Certes, mais tous ne se satisfont pas de ces subtilités. Michel Doucin, ex-ambassadeur pour les droits de l’Homme, formule en termes diplomatiques quelques manquements : « Notamment, une difficulté à élever la voix et un certain défaut de sens politique. » Par exemple ? « J’attendais de l’avis sur la diplomatie française et les droits de l’Homme qu’il soit plus incisif et situe mieux les enjeux, à la veille de la présidence française de l’Union européenne, le 1er juillet 2008. »
Surtout, un reproche revient partout, véritable leitmotiv : « La Commission est inaudible. » Autrement dit, ses avis alambiqués ne trouvent pas place dans les médias. « Notre rôle est de conseiller l’État, pas de viser le grand public, rétorque Michel Forst. Mais patience : une fois la Commission renouvelée, il sera plus aisé de faire porter nos efforts sur la communication. »


L’espoir d’un rebond
Renouvellement ? C’est le grand chantier du moment à la CNCDH. Curieusement, c’est Kofi Annan qui en a donné le coup d’envoi. Début 2005, alors Secrétaire général des Nations unies, il parraine un rapport sur les institutions nationales chargées des droits de l’Homme.

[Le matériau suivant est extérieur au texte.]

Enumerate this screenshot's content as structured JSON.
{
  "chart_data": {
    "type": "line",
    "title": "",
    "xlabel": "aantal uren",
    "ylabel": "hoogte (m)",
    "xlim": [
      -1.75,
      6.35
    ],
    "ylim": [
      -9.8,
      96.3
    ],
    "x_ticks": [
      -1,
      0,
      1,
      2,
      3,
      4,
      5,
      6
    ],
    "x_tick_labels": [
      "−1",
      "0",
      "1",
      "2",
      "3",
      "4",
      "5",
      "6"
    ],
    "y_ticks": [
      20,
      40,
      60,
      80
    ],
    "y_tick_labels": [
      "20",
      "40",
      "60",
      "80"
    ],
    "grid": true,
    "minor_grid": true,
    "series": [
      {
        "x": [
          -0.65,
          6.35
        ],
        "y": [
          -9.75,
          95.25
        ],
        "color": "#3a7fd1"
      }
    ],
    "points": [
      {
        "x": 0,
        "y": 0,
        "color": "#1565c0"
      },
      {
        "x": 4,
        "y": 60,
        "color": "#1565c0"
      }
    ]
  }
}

Invitation à un rôle accru, jalons posés pour de nouveaux critères d’accréditation basés sur les « Principes de Paris »3. Paradoxe, les statuts de la CNCDH ne sont pas conformes à ces Principes ! Un expert incontestable, le professeur Brice Dickson, confirme sans ambages cette dure réalité dans un rapport. Louise Arbour, Haut Commissaire des Nations unies pour les droits de l’homme, enfonce le clou : « Je compte sur l’effet domino du changement de la Commission française pour entraîner dans ce sillage réformateur les commissions francophones. »

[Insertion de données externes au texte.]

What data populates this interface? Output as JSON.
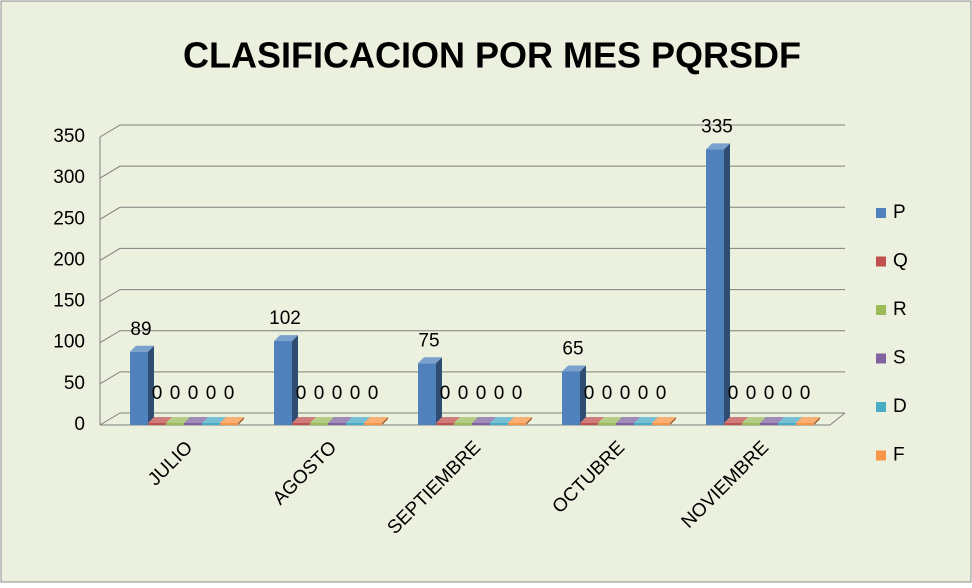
{
  "chart_data": {
    "type": "bar",
    "title": "CLASIFICACION POR MES PQRSDF",
    "categories": [
      "JULIO",
      "AGOSTO",
      "SEPTIEMBRE",
      "OCTUBRE",
      "NOVIEMBRE"
    ],
    "series": [
      {
        "name": "P",
        "color": "#4f81bd",
        "values": [
          89,
          102,
          75,
          65,
          335
        ]
      },
      {
        "name": "Q",
        "color": "#c0504d",
        "values": [
          0,
          0,
          0,
          0,
          0
        ]
      },
      {
        "name": "R",
        "color": "#9bbb59",
        "values": [
          0,
          0,
          0,
          0,
          0
        ]
      },
      {
        "name": "S",
        "color": "#8064a2",
        "values": [
          0,
          0,
          0,
          0,
          0
        ]
      },
      {
        "name": "D",
        "color": "#4bacc6",
        "values": [
          0,
          0,
          0,
          0,
          0
        ]
      },
      {
        "name": "F",
        "color": "#f79646",
        "values": [
          0,
          0,
          0,
          0,
          0
        ]
      }
    ],
    "ylim": [
      0,
      350
    ],
    "yticks": [
      0,
      50,
      100,
      150,
      200,
      250,
      300,
      350
    ],
    "grid": true,
    "legend": "right"
  }
}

Branle-bas au ministère des Affaires étrangères : la patrie des droits de l’Homme au ban des Nations unies, ça ferait par trop désordre. Du coup, en 2007, une loi et un décret toilettent la CNCDH. En fait, plus qu’un ménage, une petite révolution. Outre l’onction législative, la CNCDH voit sa composition et son fonctionnement profondément modifiés : réduction des membres à une soixantaine, dont une moitié réservée aux ONG et aux syndicats ; toutes les nominations, et donc celles des « personnalités qualifiées », sont soumises au filtre d’un triumvirat (le vice-président du Conseil d’État et les premiers présidents de la Cour de Cassation et de la Cour des Comptes), ce qui devrait mettre un terme aux parachutages politiques. L’entrée en vigueur de la réforme est prévue en novembre 2008, au terme du mandat de l’actuelle Commission.


« C’est la fin d’une époque. Un nouveau départ s’annonce pour la CNCDH », se réjouit Michel Forst. Au sein du collège associatif, un peu dubitatif, on aimerait y croire. « Encore faudrait-il que les politiques de tout bord cessent de traiter la CNCDH avec condescendance et ne rognent pas les ailes d’une institution dont le rôle est de mettre le doigt où ça fait mal. » Elle devra peut-être se résoudre au devoir d’impertinence afin d’exister pleinement. Mais il est toujours dur de devoir faire ses preuves à la cinquantaine passée…
Yves Hardy


1/ Commission de réflexion et de proposition sur la modernisation et le rééquilibrage des institutions de la ve République. Elle a rendu son rapport au président de la République le 29 octobre 2007.


2/ Collection « Les études de la CNCDH » (La Documentation française).


 3/ Principes formulés lors d’une rencontre internationale organisée à Paris en octobre 1991 et adoptés par l’Assemblée générale des Nations unies le 20 décembre 1993.